Memperingati Hari Puisi

Memperingati Hari Puisi UMJ

Puisi merupakan sarana komunikasi, tempat penyair meluapkan segala keresahannya dalam berbagai aspek. Selain memiliki sisi estetika, puisi juga bisa menjadi senjata kritik sosial dimana penyair dapat mengungkapkan perasaannya dengan bahasa puitis. Semua tersusun atas kumpulan diksi dan irama yang membangun kekuatan puisi.

Selain itu,  puisi adalah bagian dari warisan budaya kita yang berfungsi sebagai penguatan karakter bangsa. Tak heran jika kita memiliki tanggal khusus untuk memperingati Hari Puisi Nasional. Berikut beberapa fakta tentang sejarah lahirnya Hari Puisi Nasional tersebut.

 

Sejarah Hari Puisi

Penetapan tanggal Hari Puisi Nasional ternyata menyimpan kontroversi. Pasalnya, terdapat dua versi peringatan Hari Puisi di Indonesia.

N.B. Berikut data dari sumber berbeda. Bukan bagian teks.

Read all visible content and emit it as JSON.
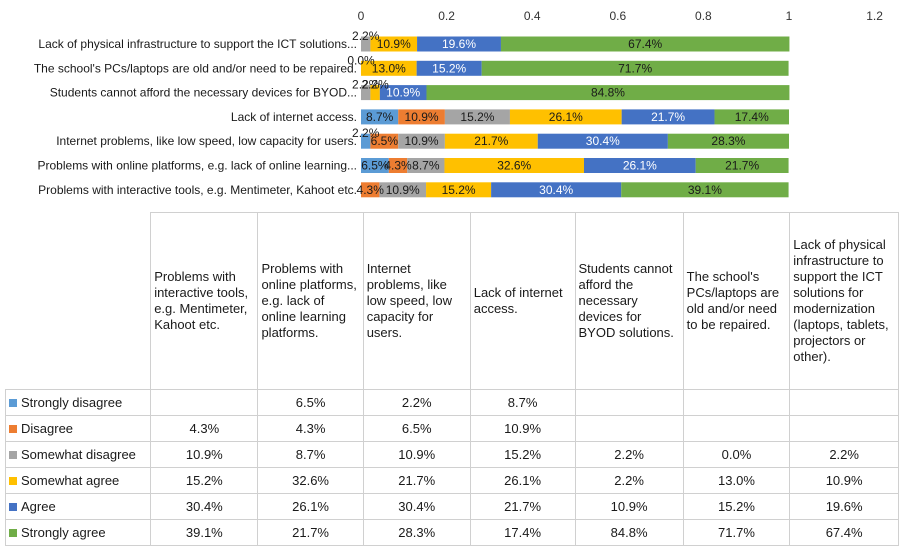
{
  "chart_data": {
    "type": "bar",
    "orientation": "horizontal-stacked",
    "xlim": [
      0,
      1.2
    ],
    "x_ticks": [
      "0",
      "0.2",
      "0.4",
      "0.6",
      "0.8",
      "1",
      "1.2"
    ],
    "categories": [
      "Problems with interactive tools, e.g. Mentimeter, Kahoot etc.",
      "Problems with online platforms, e.g. lack of online learning...",
      "Internet problems, like low speed, low capacity for users.",
      "Lack of internet access.",
      "Students cannot afford the necessary devices for BYOD...",
      "The school's PCs/laptops are old and/or need to be repaired.",
      "Lack of physical infrastructure to support the ICT solutions..."
    ],
    "series": [
      {
        "name": "Strongly disagree",
        "color": "#5b9bd5",
        "values": [
          null,
          0.065,
          0.022,
          0.087,
          null,
          null,
          null
        ],
        "labels": [
          "",
          "6.5%",
          "2.2%",
          "8.7%",
          "",
          "",
          ""
        ]
      },
      {
        "name": "Disagree",
        "color": "#ed7d31",
        "values": [
          0.043,
          0.043,
          0.065,
          0.109,
          null,
          null,
          null
        ],
        "labels": [
          "4.3%",
          "4.3%",
          "6.5%",
          "10.9%",
          "",
          "",
          ""
        ]
      },
      {
        "name": "Somewhat disagree",
        "color": "#a5a5a5",
        "values": [
          0.109,
          0.087,
          0.109,
          0.152,
          0.022,
          0.0,
          0.022
        ],
        "labels": [
          "10.9%",
          "8.7%",
          "10.9%",
          "15.2%",
          "2.2%",
          "0.0%",
          "2.2%"
        ]
      },
      {
        "name": "Somewhat agree",
        "color": "#ffc000",
        "values": [
          0.152,
          0.326,
          0.217,
          0.261,
          0.022,
          0.13,
          0.109
        ],
        "labels": [
          "15.2%",
          "32.6%",
          "21.7%",
          "26.1%",
          "2.2%",
          "13.0%",
          "10.9%"
        ]
      },
      {
        "name": "Agree",
        "color": "#4472c4",
        "values": [
          0.304,
          0.261,
          0.304,
          0.217,
          0.109,
          0.152,
          0.196
        ],
        "labels": [
          "30.4%",
          "26.1%",
          "30.4%",
          "21.7%",
          "10.9%",
          "15.2%",
          "19.6%"
        ]
      },
      {
        "name": "Strongly agree",
        "color": "#70ad47",
        "values": [
          0.391,
          0.217,
          0.283,
          0.174,
          0.848,
          0.717,
          0.674
        ],
        "labels": [
          "39.1%",
          "21.7%",
          "28.3%",
          "17.4%",
          "84.8%",
          "71.7%",
          "67.4%"
        ]
      }
    ],
    "table": {
      "columns": [
        "Problems with interactive tools, e.g. Mentimeter, Kahoot etc.",
        "Problems with online platforms, e.g. lack of online learning platforms.",
        "Internet problems, like low speed, low capacity for users.",
        "Lack of internet access.",
        "Students cannot afford the necessary devices for BYOD solutions.",
        "The school's PCs/laptops are old and/or need to be repaired.",
        "Lack of physical infrastructure to support the ICT solutions for modernization (laptops, tablets, projectors or other)."
      ]
    },
    "grid": false,
    "legend": "in-table"
  }
}
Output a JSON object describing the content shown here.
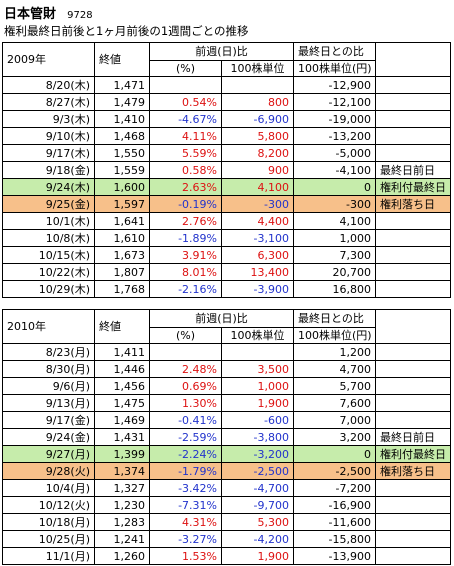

Versi pertama adalah setiap tanggal 28 April, yang merujuk pada tanggal wafat sastrawan Chairil Anwar pada 28 April 1949. Ini digagas oleh Badan Pengembangan dan Pembinaan Bahasa Kementrian Pendidikan Kebudayaan Riset dan Teknologi yang bekerjasama dengan Musyawarah Nasional Sastrawan Indonesia.

Versi lainnya adalah setiap tanggal 26 Juli, yang merujuk pada tanggal lahir Chairil Anwar pada 26 Juli 1922. Hal ini pertama kali dideklarasikan pada tanggal 22 November 2012 oleh Sutardji Calzoum Bachri, selaku Presiden Sastrawan Indonesia, yang didampingi oleh 40 sastrawan se-Indonesia di Anjungan Idrus Tintin, Pekanbaru, Riau.

Walaupun terdapat dua versi,  keduanya sama-sama merujuk ketokohan Chairil Anwar sebagai sastrawan legendaris yang paling dihormati di Indonesia. Setiap tahun, dua tanggal tersebut menjadi momentum perayaan puisi bagi para penyair dan penikmat puisi dengan beragam kegiatan di seluruh Indonesia.

Jika Hari Puisi Nasional diperingati dengan tujuan untuk mengenang wafatnya sastrawan Indonesia Chairil Anwar, ada juga Hari Puisi Sedunia yang rutin dirayakan untuk memperingati puisi sebagai salah satu ekspresi dan identitas budaya.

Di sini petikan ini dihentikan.